"Perempuan tak punya malu itu seperti lupa ingatan aja, dia lupa seperti apa dia sewaktu mengejar kakak kita dulu,"
Si kacamata kembali bersuara. Lamunanku buyar mendengar perkataannya barusan.
"Kemana kakak kita pergi dia selalu nempel terus. Kakak kita main tenis sama temannya aja dia ikut. Dia takut kakak kita kembali ke istri pertama atau nyari perempuan lain lagi kayaknya,"
Si kaos abu-abu berkata yang diikuti dengan anggukan kepala setuju dari si Ceking dan si Kacamata.
"Jelas dia takut kehilangan tambang emasnya," Kata si Kaos abu-abu.
"Tapi itu dulu. Sekarang dia mungkin sudah menganggap kakak kita cuma beban hidupnya aja," Tambahnya lagi.
"Dulu dia sibuk menyandera kakak kita karena kakak kita masih muda, gagah.
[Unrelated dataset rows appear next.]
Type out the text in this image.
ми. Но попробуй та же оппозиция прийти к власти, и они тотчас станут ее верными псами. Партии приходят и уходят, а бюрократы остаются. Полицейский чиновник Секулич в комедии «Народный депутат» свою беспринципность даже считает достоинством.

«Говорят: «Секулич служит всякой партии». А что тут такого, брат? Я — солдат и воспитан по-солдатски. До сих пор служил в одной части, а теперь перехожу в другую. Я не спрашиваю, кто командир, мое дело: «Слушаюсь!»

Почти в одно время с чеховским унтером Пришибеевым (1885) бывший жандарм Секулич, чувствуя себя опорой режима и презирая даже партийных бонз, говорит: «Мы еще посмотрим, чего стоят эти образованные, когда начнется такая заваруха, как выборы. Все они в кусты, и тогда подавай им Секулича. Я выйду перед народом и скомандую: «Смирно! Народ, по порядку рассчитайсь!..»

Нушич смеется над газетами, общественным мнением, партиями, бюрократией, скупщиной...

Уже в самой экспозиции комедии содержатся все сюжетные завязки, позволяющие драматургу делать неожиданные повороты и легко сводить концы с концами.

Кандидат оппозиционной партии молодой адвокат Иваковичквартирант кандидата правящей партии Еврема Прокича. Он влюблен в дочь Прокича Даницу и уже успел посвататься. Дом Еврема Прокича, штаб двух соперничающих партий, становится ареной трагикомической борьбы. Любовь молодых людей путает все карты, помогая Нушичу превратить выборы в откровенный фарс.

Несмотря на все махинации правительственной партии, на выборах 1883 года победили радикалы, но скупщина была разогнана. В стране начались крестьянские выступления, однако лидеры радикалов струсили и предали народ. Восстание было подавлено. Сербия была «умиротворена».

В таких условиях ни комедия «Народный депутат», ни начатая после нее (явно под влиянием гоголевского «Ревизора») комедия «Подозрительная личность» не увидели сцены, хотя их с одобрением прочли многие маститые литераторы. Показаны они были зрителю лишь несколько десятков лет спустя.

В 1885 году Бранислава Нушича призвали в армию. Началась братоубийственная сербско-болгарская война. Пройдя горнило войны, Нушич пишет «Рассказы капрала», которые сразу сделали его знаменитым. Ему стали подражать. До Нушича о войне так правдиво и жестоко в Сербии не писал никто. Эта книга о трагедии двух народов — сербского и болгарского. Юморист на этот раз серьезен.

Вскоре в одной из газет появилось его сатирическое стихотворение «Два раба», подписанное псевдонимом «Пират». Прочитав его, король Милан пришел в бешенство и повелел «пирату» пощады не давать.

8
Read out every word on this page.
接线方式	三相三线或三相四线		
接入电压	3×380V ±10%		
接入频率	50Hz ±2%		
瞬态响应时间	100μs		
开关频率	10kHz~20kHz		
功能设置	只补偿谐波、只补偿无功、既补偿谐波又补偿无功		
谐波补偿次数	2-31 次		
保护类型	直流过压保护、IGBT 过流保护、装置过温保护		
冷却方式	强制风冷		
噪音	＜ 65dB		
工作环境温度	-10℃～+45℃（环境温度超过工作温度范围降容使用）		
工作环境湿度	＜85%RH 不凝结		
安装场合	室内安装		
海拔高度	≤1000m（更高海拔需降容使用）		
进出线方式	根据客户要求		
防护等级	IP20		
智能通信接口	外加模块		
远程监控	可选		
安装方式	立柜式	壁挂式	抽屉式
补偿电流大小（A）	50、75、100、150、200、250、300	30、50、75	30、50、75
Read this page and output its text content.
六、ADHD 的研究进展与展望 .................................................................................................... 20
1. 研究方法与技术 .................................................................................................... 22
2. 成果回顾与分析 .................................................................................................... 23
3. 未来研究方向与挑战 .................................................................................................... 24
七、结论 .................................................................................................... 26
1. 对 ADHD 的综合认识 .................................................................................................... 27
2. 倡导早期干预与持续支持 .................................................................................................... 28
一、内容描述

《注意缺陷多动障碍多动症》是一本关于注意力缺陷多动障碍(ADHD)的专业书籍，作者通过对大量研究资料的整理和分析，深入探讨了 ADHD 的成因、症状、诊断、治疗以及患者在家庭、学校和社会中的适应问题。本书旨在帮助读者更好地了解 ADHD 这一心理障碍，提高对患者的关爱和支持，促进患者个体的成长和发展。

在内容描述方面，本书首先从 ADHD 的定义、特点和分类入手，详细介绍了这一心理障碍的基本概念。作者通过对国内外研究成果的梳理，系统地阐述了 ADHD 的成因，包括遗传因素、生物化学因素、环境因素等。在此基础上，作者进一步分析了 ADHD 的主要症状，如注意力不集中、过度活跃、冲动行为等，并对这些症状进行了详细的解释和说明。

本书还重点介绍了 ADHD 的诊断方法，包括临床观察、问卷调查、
Dan banyak uang. Sekarang kakak udah sakit-sakitan. Nggak mau dia direpotin laki-laki tua penyakitan. Harta kakak kita juga udah habis. Sekarang aja biaya berobat kakak kebanyakan ditanggung sama anak-anak dari istri pertama," Ujar si Ceking.
"Iya jelas ditanggung anak dari istri pertamalah. Anak dari perempuan itu kan nggak jelas apa pekerjaannya. Yang anak laki-lakinya aja udah sepuluh tahun sarjana kerjanya cuma luntang-lantung terus. Yang perempuan bolak-balik pindah kerjaan melulu. Nggak jelas kerja apaan juga. Mana ada duit. Gitu aja dua anak itu sok sibuk. Nggak mau ngejagain bapaknya kalau pagi. Maunya sore aja. Jam pulang kantor. Kayak kerja bener aja. Wong lagi nganggur banyak tingkah,"kata si  Kacamata.
"Kakak kita malu nggak tuh? Anak yang dia abaikan waktu kecil malah yang saat ini sepenuh hati merawatnya,"kata si kaos abu-abu.
"Harusnya sih malu," tandas si kaos abu-abu.
Aku diam menyimak sambil terus pura-pura membaca buku yang aku bawa. Diam-diam aku terus mendengarkan percakapan mereka. Kisah yang menarik untuk didengarkan.